Before he was a British politician, or an army officer, or a renowned writer, or the Prime Minister of the United Kingdom, Sir Winston Churchill was a prisoner of war.
On a night in 1899, the 25-year-old Churchill scaled a wall to escape the Dutch Settler prison camp in which he was detained. He persisted even after two of his fellow inmates cowered back into confinement. While others rued cold feet in their cells, Churchill held onto hope until the night he conquered that which confined him. He later said this as an exhortation to us all: “If you’re going through hell, keep going.”
There is a bell that echoes in the soul of every human when we reflect on stories of overcoming. It tends to ring loudest in the comfort of our homes or in the simple seasons, empowering us to believe we can all be victors. But, when times are difficult, money is tight, kids are screaming, work is overwhelming, or we are behind the bars of despair, depression, or anxiety the chiming fades to a nagging hope muted by dismal inner noise. At some point in each of our lives, we are left with the question, how do I keep going when it feels like I just can’t go anymore?
“There is a bell that echoes in the soul of every human when we reflect on stories of overcoming. But, when times are difficult, the chiming fades to a nagging hope muted by dismal inner noise.”
As much as I’d like to say I have the resilience of hope Churchill had, I relate more to those who turned back. From putting my dreams of being a Power Ranger on hold so I could quit karate class to being a four-time college dropout, it’s just too easy to cower in the heat of the moment when emotions escalate and every impulse commands to hide. I’ve been a slave in the shackles of anxiety, and a prisoner in the dark cell of depression. I’ve even teased suicidal thoughts as a viable option. I am often confined to my circumstances and trapped in hopelessness. Time and time again, when I have an opportunity to claim freedom, I turn back to imprisonment—a comfortable yet dark and malicious place.
If you’ve been there too—or maybe “there” is where you are now—take some tips from the great Winston Churchill, a man who conquered that which once confined.
Leave The Lies Behind
“Every man should ask himself each day whether he is not too readily accepting negative solutions.” Winston Churchill
Any notion of giving up or whisper of hopelessness or claim that your life is over is a lie worthy of hellfire hotter than a blister bug in a pepper patch. Give no such falsehood the opportunity to shackle you to despair. The truth is you can keep going, and you do have hope. It’s a fact proven by this very moment in which you are breathing, living, going.
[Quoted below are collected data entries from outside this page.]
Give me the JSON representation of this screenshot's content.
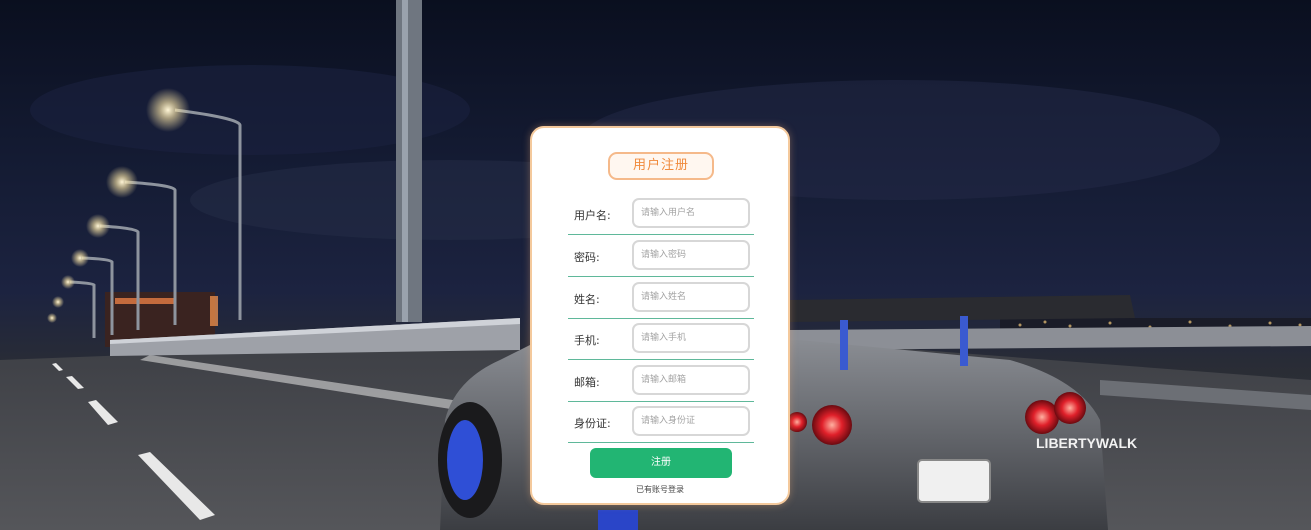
{
  "form": {
    "title": "用户注册",
    "fields": [
      {
        "label": "用户名:",
        "placeholder": "请输入用户名"
      },
      {
        "label": "密码:",
        "placeholder": "请输入密码"
      },
      {
        "label": "姓名:",
        "placeholder": "请输入姓名"
      },
      {
        "label": "手机:",
        "placeholder": "请输入手机"
      },
      {
        "label": "邮箱:",
        "placeholder": "请输入邮箱"
      },
      {
        "label": "身份证:",
        "placeholder": "请输入身份证"
      }
    ],
    "submit_label": "注册",
    "login_link": "已有账号登录"
  },
  "background": {
    "plate_text": "LIBERTYWALK"
  },
  "colors": {
    "title": "#f08a3c",
    "submit": "#22b573",
    "underline": "#5fb89a"
  }
}
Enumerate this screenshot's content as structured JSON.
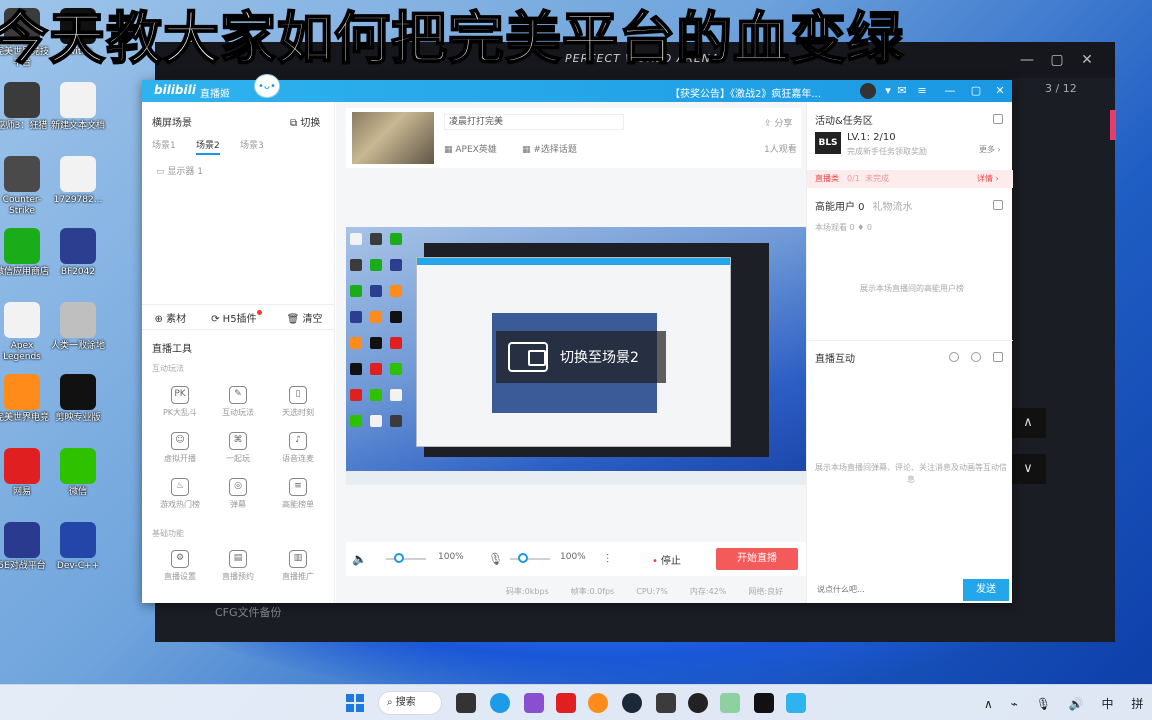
{
  "headline": "今天教大家如何把完美平台的血变绿",
  "desktop_icons": [
    {
      "label": "完美世界竞技平台",
      "color": "#3b3b3b"
    },
    {
      "label": "Twitch",
      "color": "#111"
    },
    {
      "label": "巫师3：狂猎",
      "color": "#3b3b3b"
    },
    {
      "label": "新建文本文档",
      "color": "#f2f2f2"
    },
    {
      "label": "Counter-Strike",
      "color": "#4a4a4a"
    },
    {
      "label": "1729782...",
      "color": "#f2f2f2"
    },
    {
      "label": "微信应用商店",
      "color": "#1aad19"
    },
    {
      "label": "BF2042",
      "color": "#2c3e8f"
    },
    {
      "label": "Apex Legends",
      "color": "#f2f2f2"
    },
    {
      "label": "人类一败涂地",
      "color": "#bfbfbf"
    },
    {
      "label": "完美世界电竞",
      "color": "#ff8c1a"
    },
    {
      "label": "剪映专业版",
      "color": "#111"
    },
    {
      "label": "网易",
      "color": "#e02020"
    },
    {
      "label": "微信",
      "color": "#2dc100"
    },
    {
      "label": "5E对战平台",
      "color": "#2a3a8f"
    },
    {
      "label": "Dev-C++",
      "color": "#2446a8"
    }
  ],
  "bg_window": {
    "brand": "PERFECT WORLD ARENA",
    "counter": "3 / 12",
    "files": "CFG文件备份"
  },
  "app": {
    "title_logo": "bilibili",
    "title_name": "直播姬",
    "mascot": "•ᴗ•",
    "notice": "【获奖公告】《激战2》疯狂嘉年...",
    "left": {
      "scene_header": "横屏场景",
      "switch_label": "切换",
      "scene_tabs": [
        "场景1",
        "场景2",
        "场景3"
      ],
      "scene_item": "显示器 1",
      "mid_bar": [
        "素材",
        "H5插件",
        "清空"
      ],
      "tools_title": "直播工具",
      "interactive_label": "互动玩法",
      "tools": [
        {
          "label": "PK大乱斗",
          "icon": "pk-icon",
          "glyph": "PK"
        },
        {
          "label": "互动玩法",
          "icon": "interactive-icon",
          "glyph": "✎"
        },
        {
          "label": "天选时刻",
          "icon": "gift-icon",
          "glyph": "▯"
        },
        {
          "label": "虚拟开播",
          "icon": "avatar-icon",
          "glyph": "☺"
        },
        {
          "label": "一起玩",
          "icon": "gamepad-icon",
          "glyph": "⌘"
        },
        {
          "label": "语音连麦",
          "icon": "mic-link-icon",
          "glyph": "♪"
        },
        {
          "label": "游戏热门榜",
          "icon": "rank-icon",
          "glyph": "♨"
        },
        {
          "label": "弹幕",
          "icon": "bullet-icon",
          "glyph": "◎"
        },
        {
          "label": "高能榜单",
          "icon": "list-icon",
          "glyph": "≡"
        }
      ],
      "basic_label": "基础功能",
      "basic_tools": [
        {
          "label": "直播设置",
          "icon": "gear-icon",
          "glyph": "⚙"
        },
        {
          "label": "直播预约",
          "icon": "calendar-icon",
          "glyph": "▤"
        },
        {
          "label": "直播推广",
          "icon": "promote-icon",
          "glyph": "▥"
        }
      ]
    },
    "center": {
      "room_title": "凌晨打打完美",
      "share": "分享",
      "category": "APEX英雄",
      "topic": "#选择话题",
      "viewers": "1人观看",
      "toast": "切换至场景2",
      "speaker_percent": "100%",
      "mic_percent": "100%",
      "speaker_level": 100,
      "mic_level": 100,
      "stop_label": "停止",
      "start_label": "开始直播",
      "status": [
        "码率:0kbps",
        "帧率:0.0fps",
        "CPU:7%",
        "内存:42%",
        "网络:良好"
      ]
    },
    "right": {
      "title": "活动&任务区",
      "bls": "BLS",
      "level": "LV.1:  2/10",
      "level_sub": "完成新手任务领取奖励",
      "more": "更多 ›",
      "task_type": "直播类",
      "task_count": "0/1",
      "task_label": "未完成",
      "task_detail": "详情 ›",
      "hv_tab1": "高能用户 0",
      "hv_tab2": "礼物流水",
      "hv_stats": "本场观看  0    ♦ 0",
      "hv_empty": "展示本场直播间的高能用户榜",
      "chat_title": "直播互动",
      "chat_empty": "展示本场直播间弹幕、评论、关注消息及动画等互动信息",
      "chat_placeholder": "说点什么吧...",
      "send_label": "发送"
    }
  },
  "taskbar": {
    "search": "搜索",
    "tray": [
      "∧",
      "中",
      "拼"
    ]
  }
}
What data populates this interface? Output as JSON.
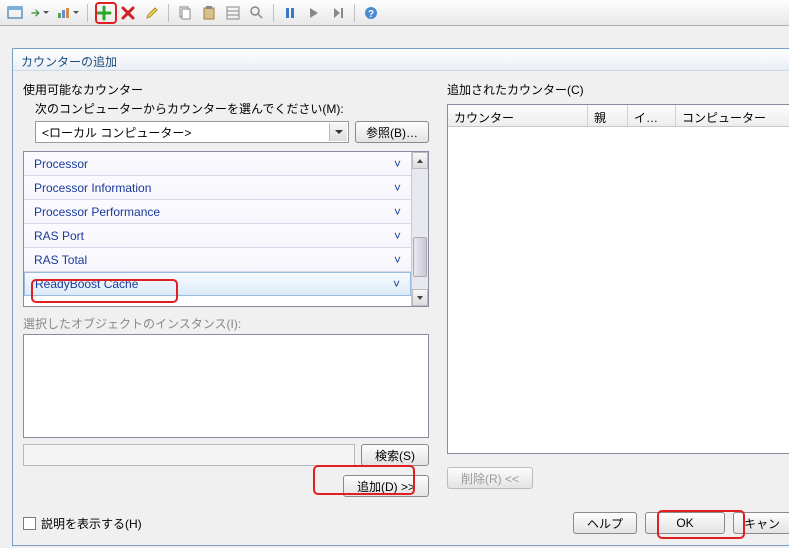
{
  "toolbar": {
    "icons": [
      "view-window",
      "arrow-right",
      "graph-type",
      "plus",
      "delete-x",
      "pencil",
      "copy",
      "paste",
      "clipboard",
      "zoom",
      "pause",
      "play",
      "step",
      "help"
    ]
  },
  "dialog": {
    "title": "カウンターの追加",
    "left": {
      "available_label": "使用可能なカウンター",
      "computer_label": "次のコンピューターからカウンターを選んでください(M):",
      "computer_value": "<ローカル コンピューター>",
      "browse_btn": "参照(B)…",
      "counters": [
        "Processor",
        "Processor Information",
        "Processor Performance",
        "RAS Port",
        "RAS Total",
        "ReadyBoost Cache"
      ],
      "instance_label": "選択したオブジェクトのインスタンス(I):",
      "search_btn": "検索(S)",
      "add_btn": "追加(D) >>"
    },
    "right": {
      "added_label": "追加されたカウンター(C)",
      "columns": [
        "カウンター",
        "親",
        "インス…",
        "コンピューター"
      ],
      "delete_btn": "削除(R) <<"
    },
    "show_desc": "説明を表示する(H)",
    "help_btn": "ヘルプ",
    "ok_btn": "OK",
    "cancel_btn": "キャン"
  }
}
We all know it can be difficult to identify every lie we tell ourselves, but it’s not impossible. When we lay our shackles before others like a counselor, therapist, doctor, pastor, or close friend, they can help us to recognize falsehood and reconcile with the truth.
As long as there is breath in your lungs, there is life to be lived. There is an opportunity. There is a possibility. There is a world beyond the cell. Learn to leave the lies behind where they belong.
“Success is not final, failure is not fatal: it is the courage to continue that counts.” Winston Churchill
When we are pursuing hope in a season of despair, it will serve us well to expect setbacks. This is an essential (and often forgotten) strategy when striving for victory. It’s easy to be swept up by the moment with unrealistic conclusions or fantasies of freedom before we are actually on the other side of hardship. But, if we remain sobered by reality, when others turn back or we stumble into old habits, the pain of disappointment will be more bearable and less deterring.
Expect setbacks, brace yourself for them, and move through the hardship when it inevitably comes.
Begin Scaling Your Wall
“It is wonderful what great strides can be made when there is a resolute purpose behind them.” Winston Churchill
Everyone is familiar with the concept of one-step-at-a-time progress. Yet, in our all-or-nothing habits of thinking, a simple staircase is often approached as an uphill Slip-and-Slide.
Break down your main objective into attainable goals and challenge yourself little by little. Focus not on the end goal but on the next step toward your end goal. This approach is less overwhelming and ultimately more productive. Winston Churchill didn’t leap over the wall to freedom; he climbed it. There is no need to rush progress.
Conquer What Once Confined
“Never, never, never give up.” Winston Churchill
Every potential end is quite possibly a new beginning. It will take time to move past your external situation, but whatever it is for you, the very thing that confines you is conquerable, be it work, family, friends, or a mental illness. Today, you can begin the journey to mental and emotional freedom by learning to leave the lies behind like wasted shackles, overcoming unexpected setbacks by expecting them, and scaling the wall one achievable step at a time.
Imagine the amber sun rising on Churchill’s new freedom, the crisp morning air smelling of opportunity, and the dew underfoot as he dreamed of what else he might soon accomplish. Like Sir Winston Churchill, one victorious day, you will look back on that which once confined you and chuckle as you inhale the sweet smell of freedom.